Observations that the predominant expression of the smaller conductance K+ channel in co-injected oocytes was unaffected by patch excision from the cell, imply that the interaction between CFTR and Kir1.1a is membrane delimited. While we can not rule out the role of unidentified linker proteins, such as cytoskeletal elements, these observations suggest that the functional interaction between CFTR and Kir1.1a may be direct and physical.

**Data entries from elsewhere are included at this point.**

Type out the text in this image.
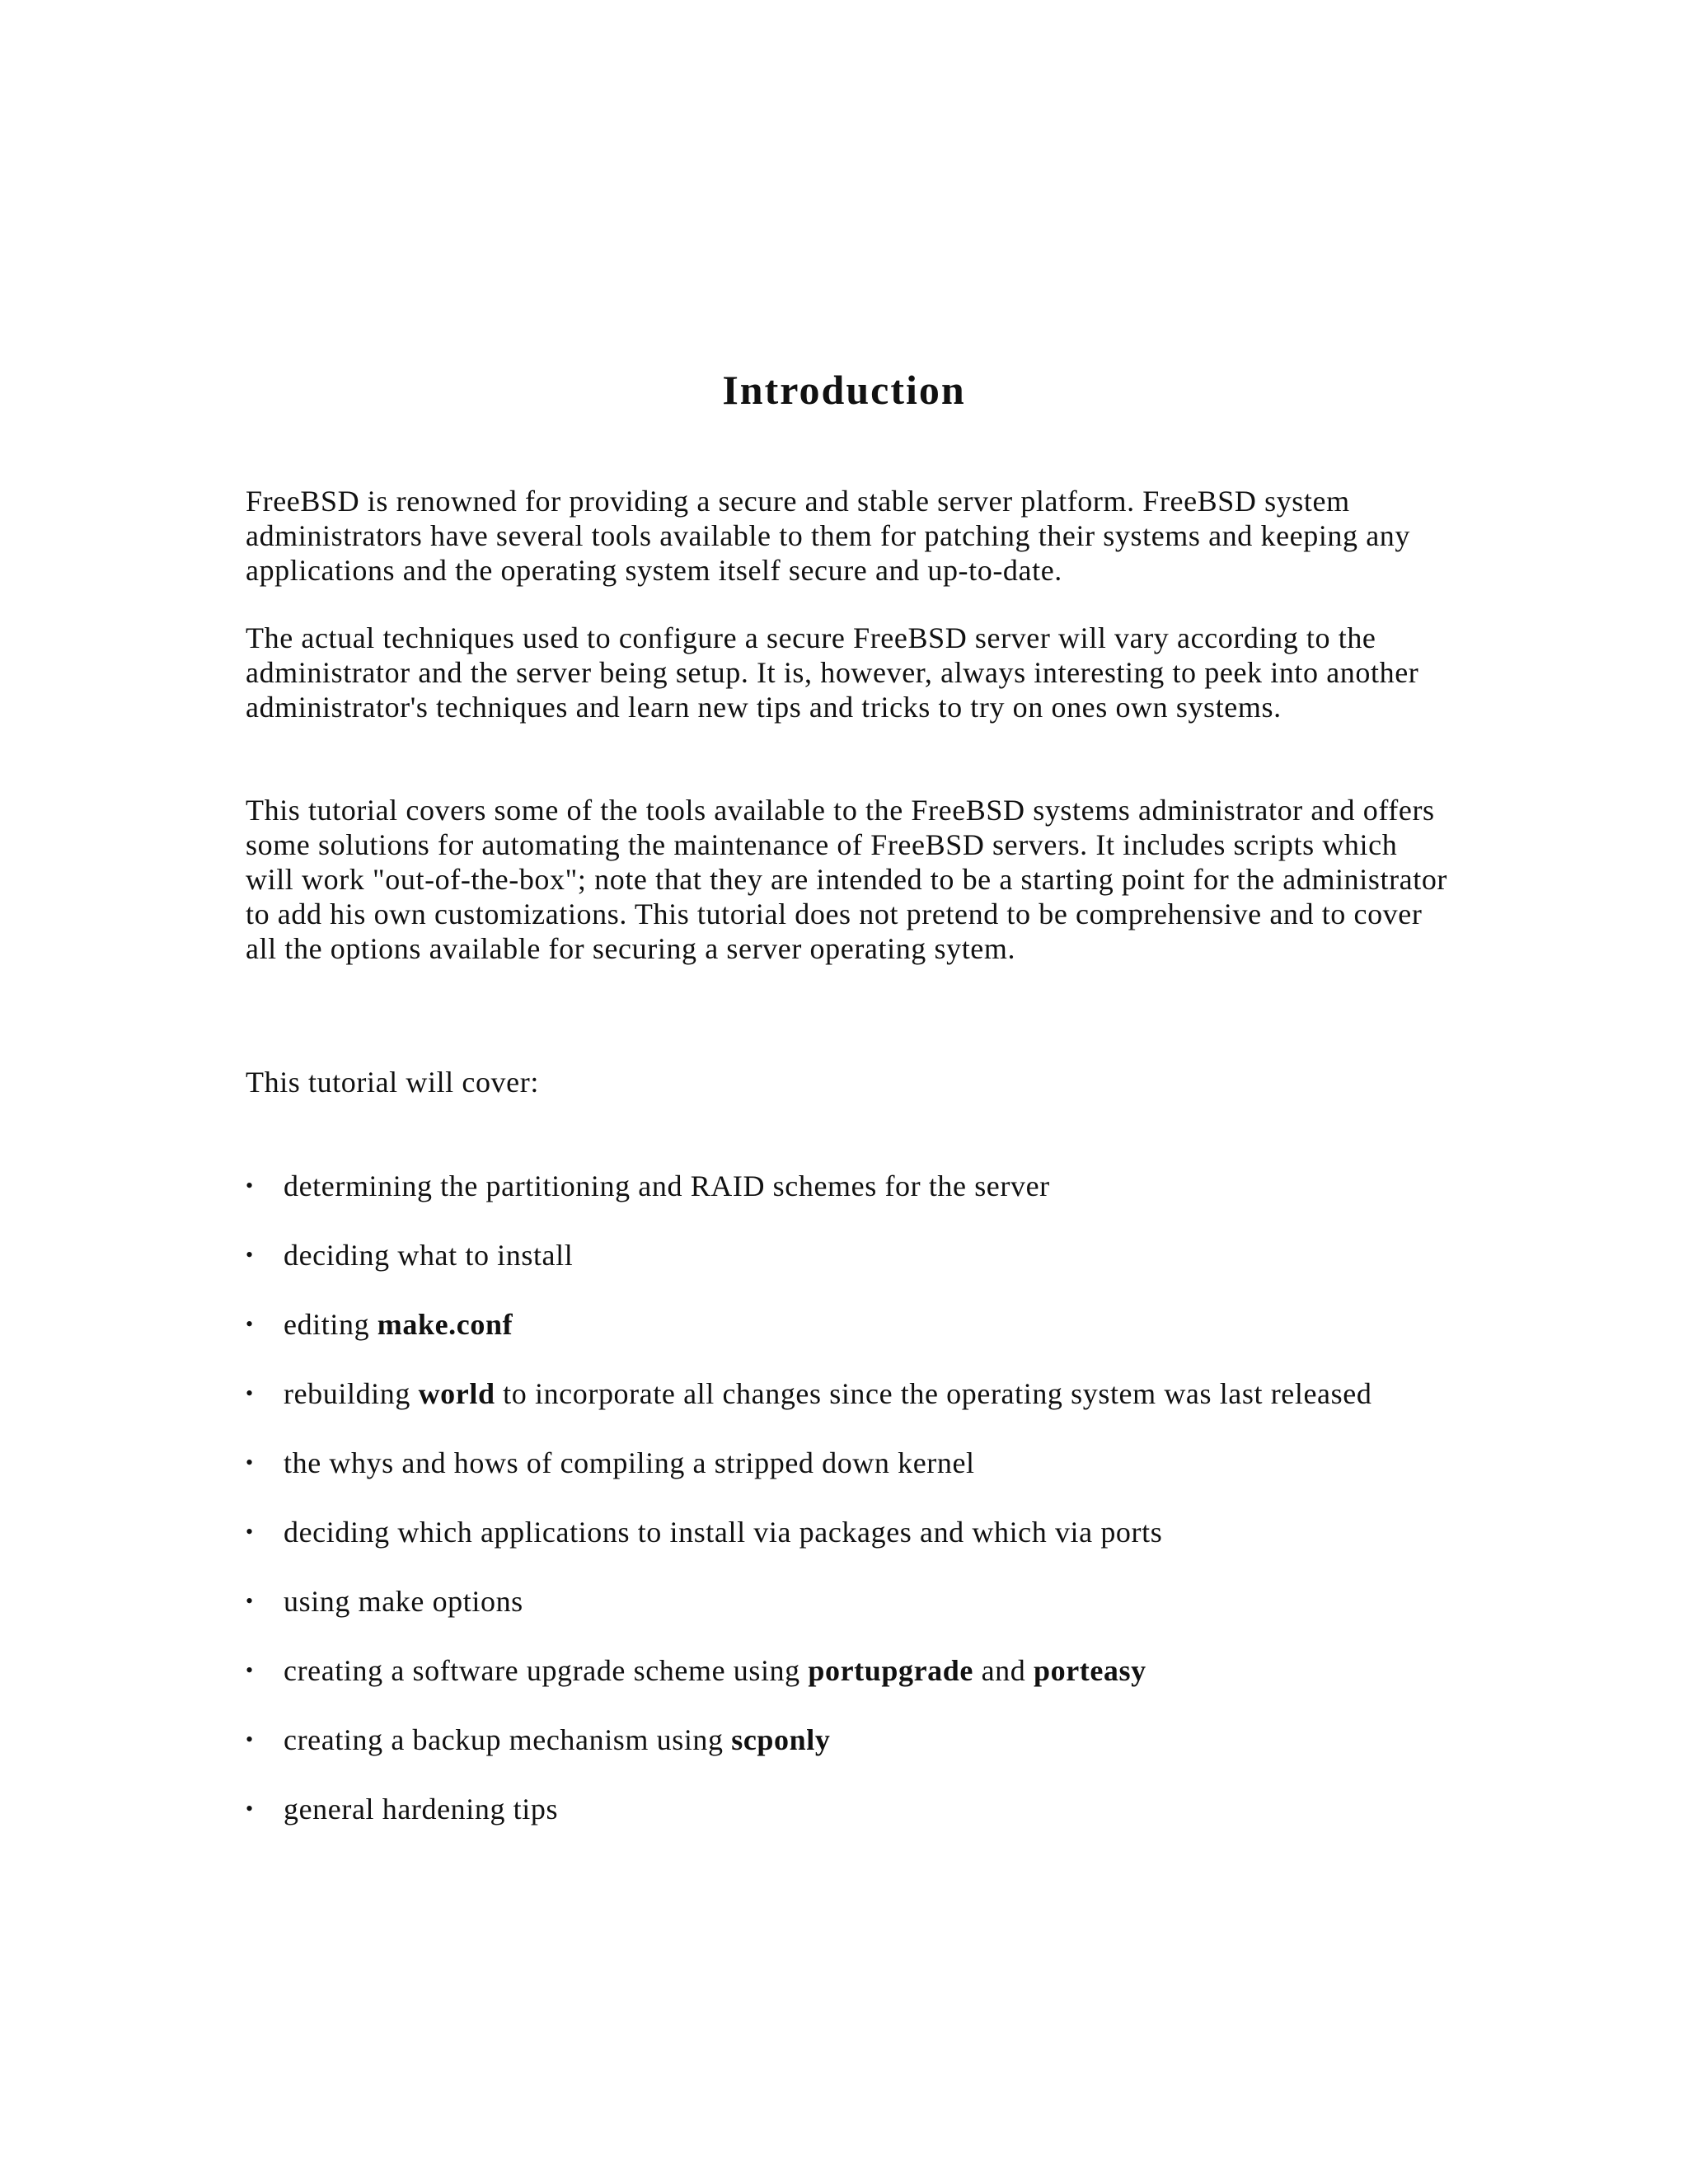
Introduction

FreeBSD is renowned for providing a secure and stable server platform. FreeBSD system administrators have several tools available to them for patching their systems and keeping any applications and the operating system itself secure and up-to-date.

The actual techniques used to configure a secure FreeBSD server will vary according to the administrator and the server being setup. It is, however, always interesting to peek into another administrator's techniques and learn new tips and tricks to try on ones own systems.

This tutorial covers some of the tools available to the FreeBSD systems administrator and offers some solutions for automating the maintenance of FreeBSD servers. It includes scripts which will work "out-of-the-box"; note that they are intended to be a starting point for the administrator to add his own customizations. This tutorial does not pretend to be comprehensive and to cover all the options available for securing a server operating sytem.

This tutorial will cover:

• determining the partitioning and RAID schemes for the server
• deciding what to install
• editing make.conf
• rebuilding world to incorporate all changes since the operating system was last released
• the whys and hows of compiling a stripped down kernel
• deciding which applications to install via packages and which via ports
• using make options
• creating a software upgrade scheme using portupgrade and porteasy
• creating a backup mechanism using scponly
• general hardening tips
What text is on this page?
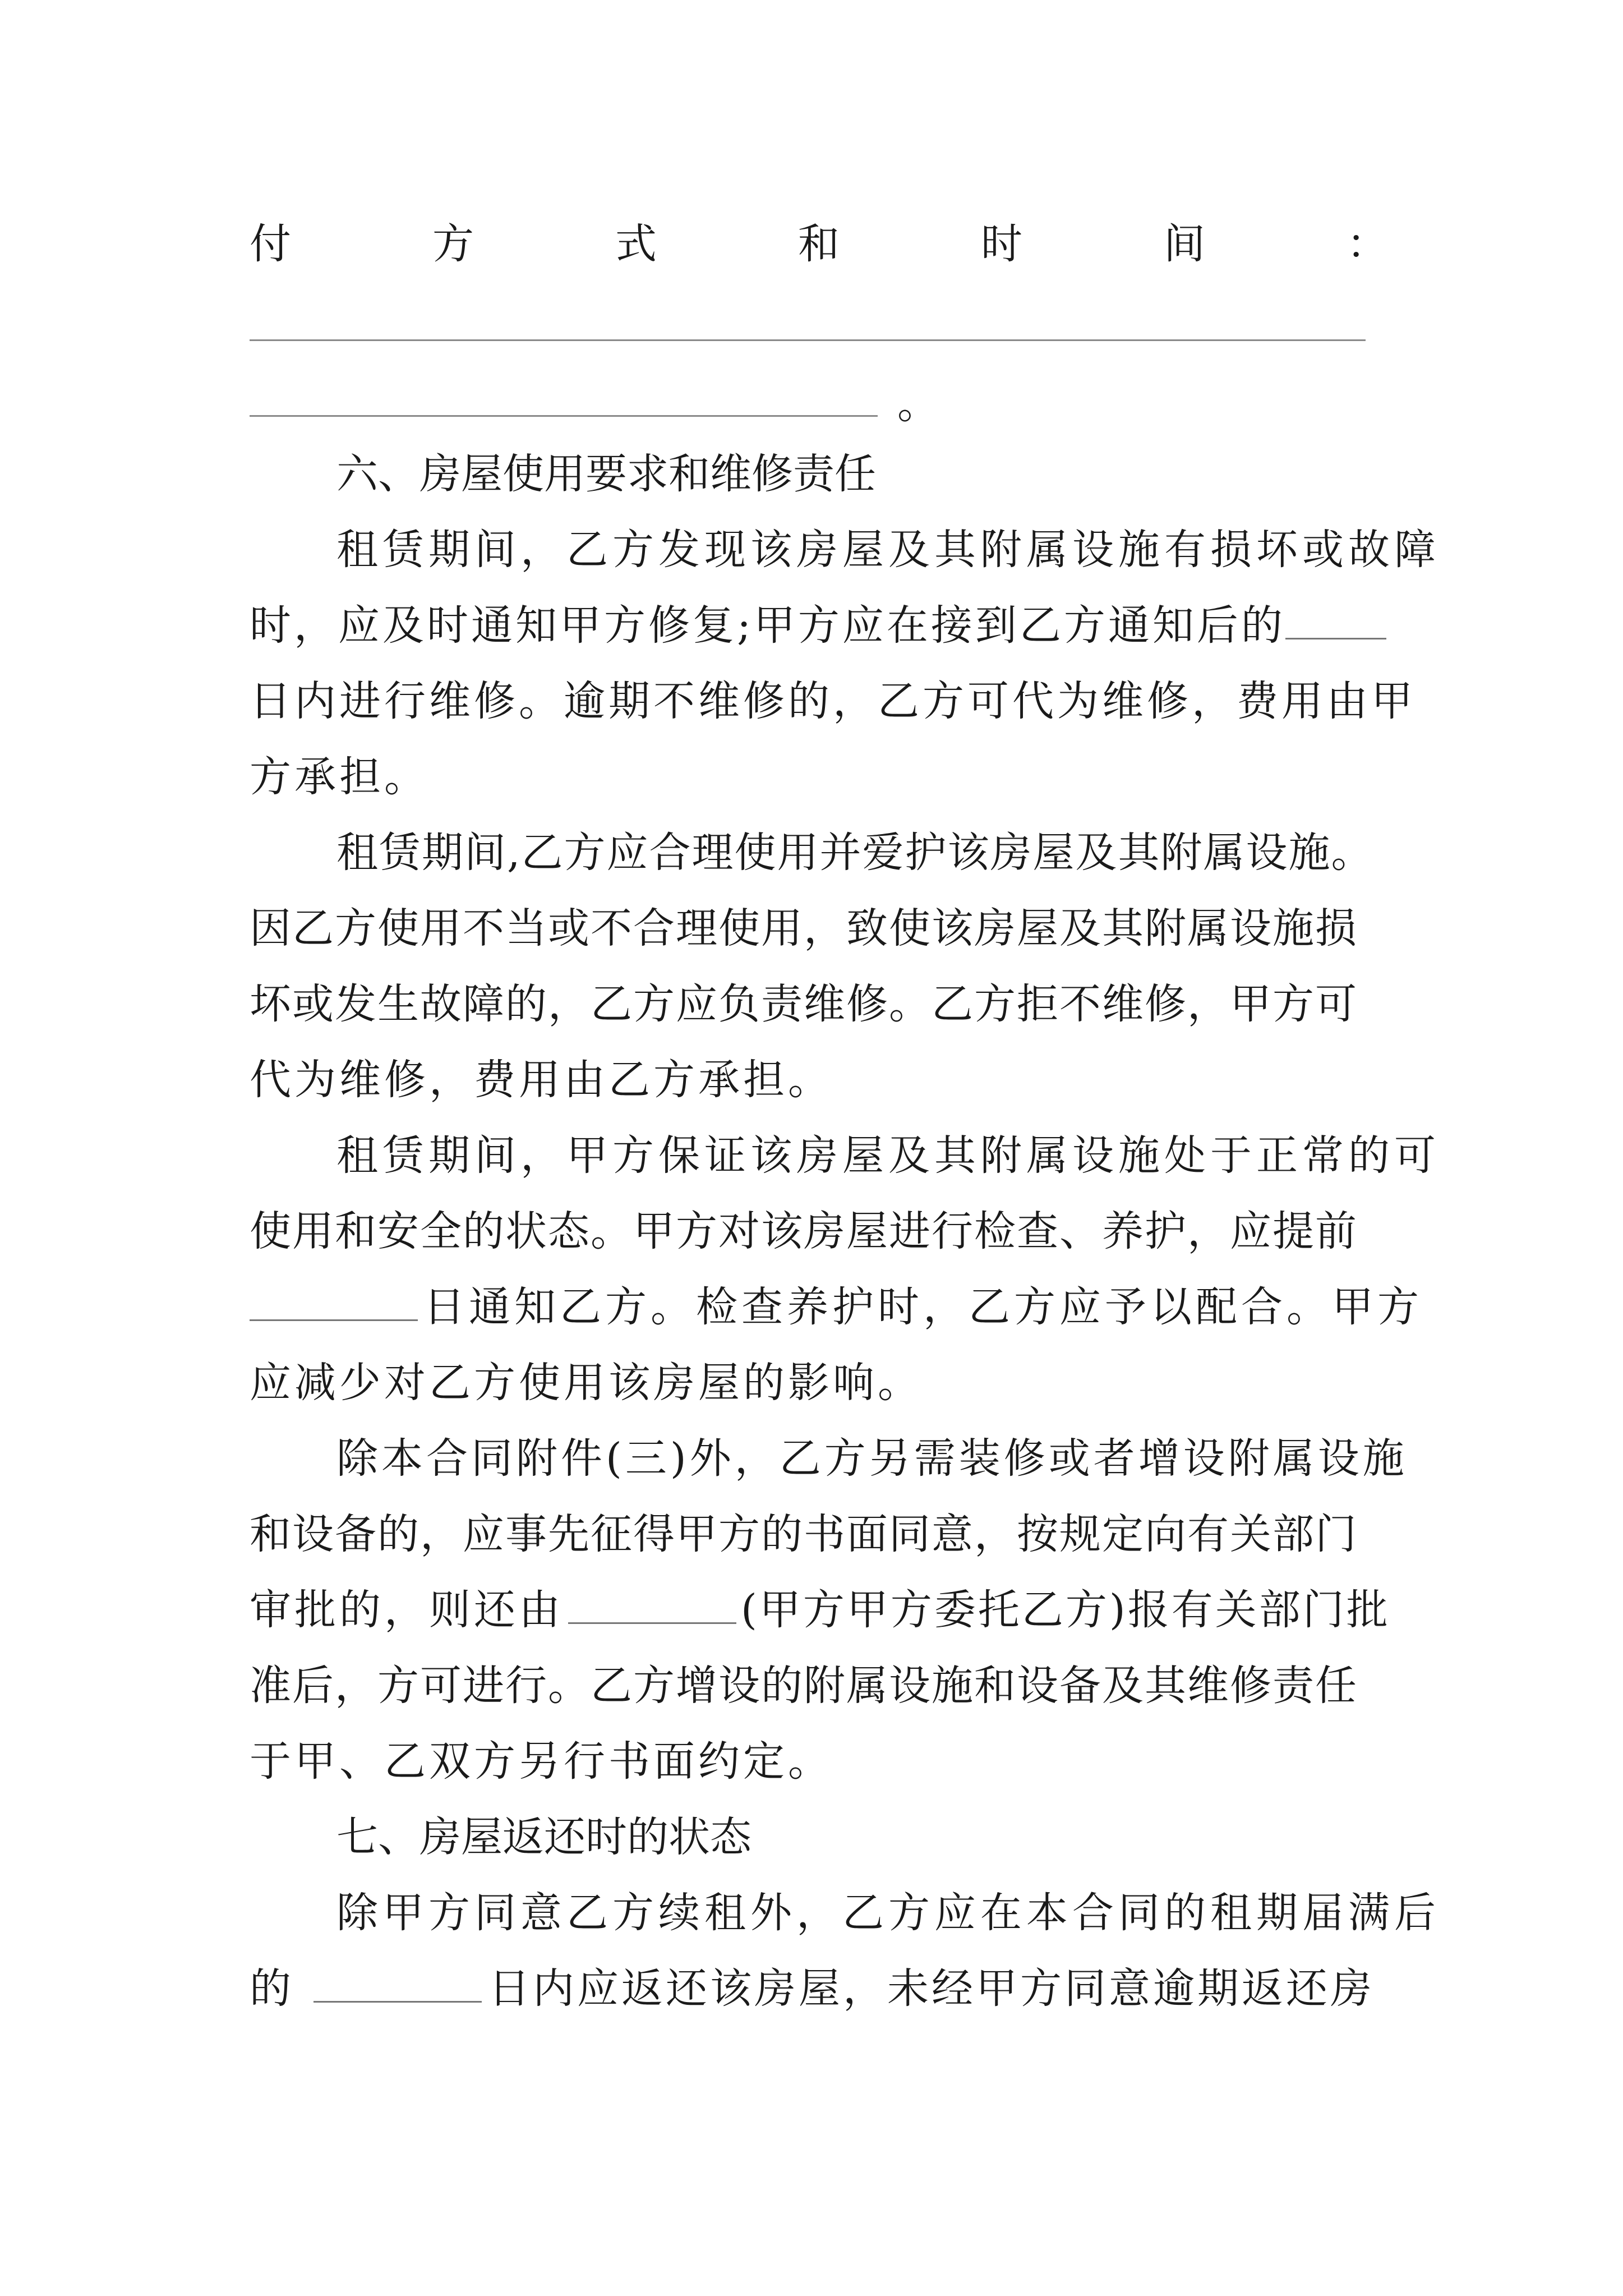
付	方	式	和	时	间	：
。
六、房屋使用要求和维修责任
租赁期间，乙方发现该房屋及其附属设施有损坏或故障
时，应及时通知甲方修复;甲方应在接到乙方通知后的
日内进行维修。逾期不维修的，乙方可代为维修，费用由甲
方承担。
租赁期间,乙方应合理使用并爱护该房屋及其附属设施。
因乙方使用不当或不合理使用，致使该房屋及其附属设施损
坏或发生故障的，乙方应负责维修。乙方拒不维修，甲方可
代为维修，费用由乙方承担。
租赁期间，甲方保证该房屋及其附属设施处于正常的可
使用和安全的状态。甲方对该房屋进行检查、养护，应提前
日通知乙方。检查养护时，乙方应予以配合。甲方
应减少对乙方使用该房屋的影响。
除本合同附件(三)外，乙方另需装修或者增设附属设施
和设备的，应事先征得甲方的书面同意，按规定向有关部门
审批的，则还由	(甲方甲方委托乙方)报有关部门批
准后，方可进行。乙方增设的附属设施和设备及其维修责任
于甲、乙双方另行书面约定。
七、房屋返还时的状态
除甲方同意乙方续租外，乙方应在本合同的租期届满后
的	日内应返还该房屋，未经甲方同意逾期返还房
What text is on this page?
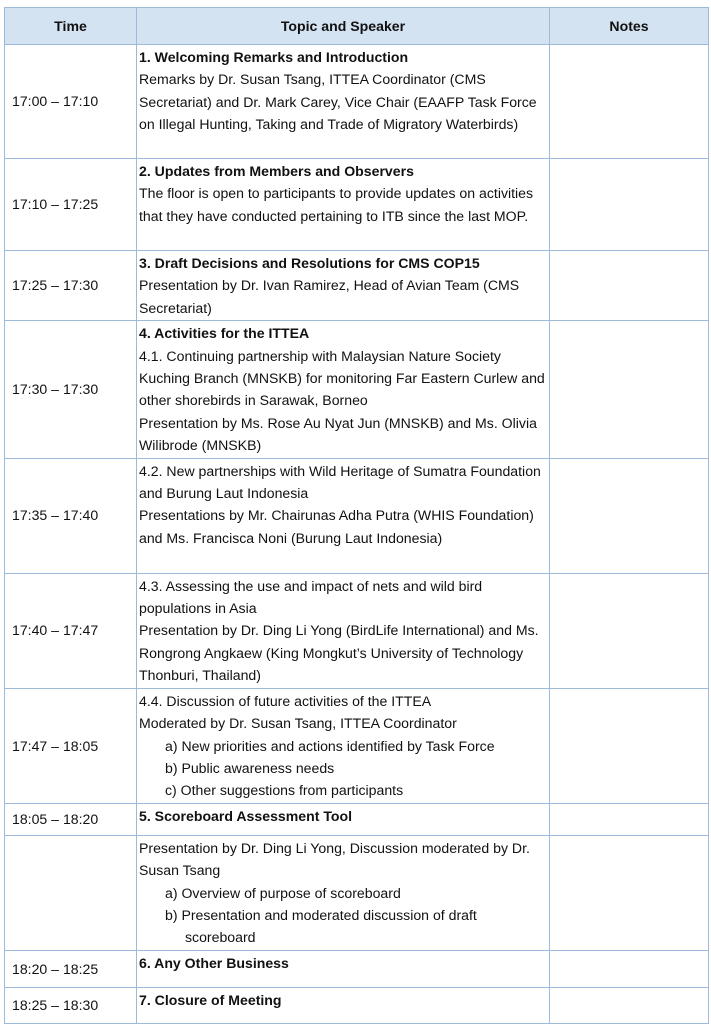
Time	Topic and Speaker	Notes
17:00 – 17:10	1. Welcoming Remarks and Introduction
Remarks by Dr. Susan Tsang, ITTEA Coordinator (CMS Secretariat) and Dr. Mark Carey, Vice Chair (EAAFP Task Force on Illegal Hunting, Taking and Trade of Migratory Waterbirds)	

17:10 – 17:25	2. Updates from Members and Observers
The floor is open to participants to provide updates on activities that they have conducted pertaining to ITB since the last MOP.	

17:25 – 17:30	3. Draft Decisions and Resolutions for CMS COP15
Presentation by Dr. Ivan Ramirez, Head of Avian Team (CMS Secretariat)	

17:30 – 17:30	4. Activities for the ITTEA
4.1. Continuing partnership with Malaysian Nature Society Kuching Branch (MNSKB) for monitoring Far Eastern Curlew and other shorebirds in Sarawak, Borneo
Presentation by Ms. Rose Au Nyat Jun (MNSKB) and Ms. Olivia Wilibrode (MNSKB)	

17:35 – 17:40	4.2. New partnerships with Wild Heritage of Sumatra Foundation and Burung Laut Indonesia
Presentations by Mr. Chairunas Adha Putra (WHIS Foundation) and Ms. Francisca Noni (Burung Laut Indonesia)	

17:40 – 17:47	4.3. Assessing the use and impact of nets and wild bird populations in Asia
Presentation by Dr. Ding Li Yong (BirdLife International) and Ms. Rongrong Angkaew (King Mongkut’s University of Technology Thonburi, Thailand)	

17:47 – 18:05	4.4. Discussion of future activities of the ITTEA
Moderated by Dr. Susan Tsang, ITTEA Coordinator
a) New priorities and actions identified by Task Force
b) Public awareness needs
c) Other suggestions from participants	

18:05 – 18:20	5. Scoreboard Assessment Tool	

	Presentation by Dr. Ding Li Yong, Discussion moderated by Dr. Susan Tsang
a) Overview of purpose of scoreboard
b) Presentation and moderated discussion of draft
scoreboard	

18:20 – 18:25	6. Any Other Business	

18:25 – 18:30	7. Closure of Meeting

The Kir 1.1a/CFTR Channel Is K+ Selective-- As predicted from our multimeric Kir1.1a/CFTR model of an epithelial KATP, the small conductance Kir1.1a/CFTR channel is K+ selective (Fig. 3). In the excised inside-out configuration with 140 mM KCl in the pipette, replacement of cytoplasmic KCl with equal molar sodium gluconate (KCl + sodium gluconate = 140 mM) changed the reversal potential of the small conductance channel from 1.4 ± 2.4 mV in 140 mM KCl to 22.6 ± 2.05 mV in 50 mM KCl (90 mM sodium gluconate) to 49.3 ± 4 mV in 20 mM KCl (120 mM sodium gluconate) (n = 6). The shift of 51 mV per decade change in KCl is in close agreement for the change in the equilibrium potential for K+, indicating the small conductance Kir1.1a/CFTR channel is highly K+ selective over sodium and chloride.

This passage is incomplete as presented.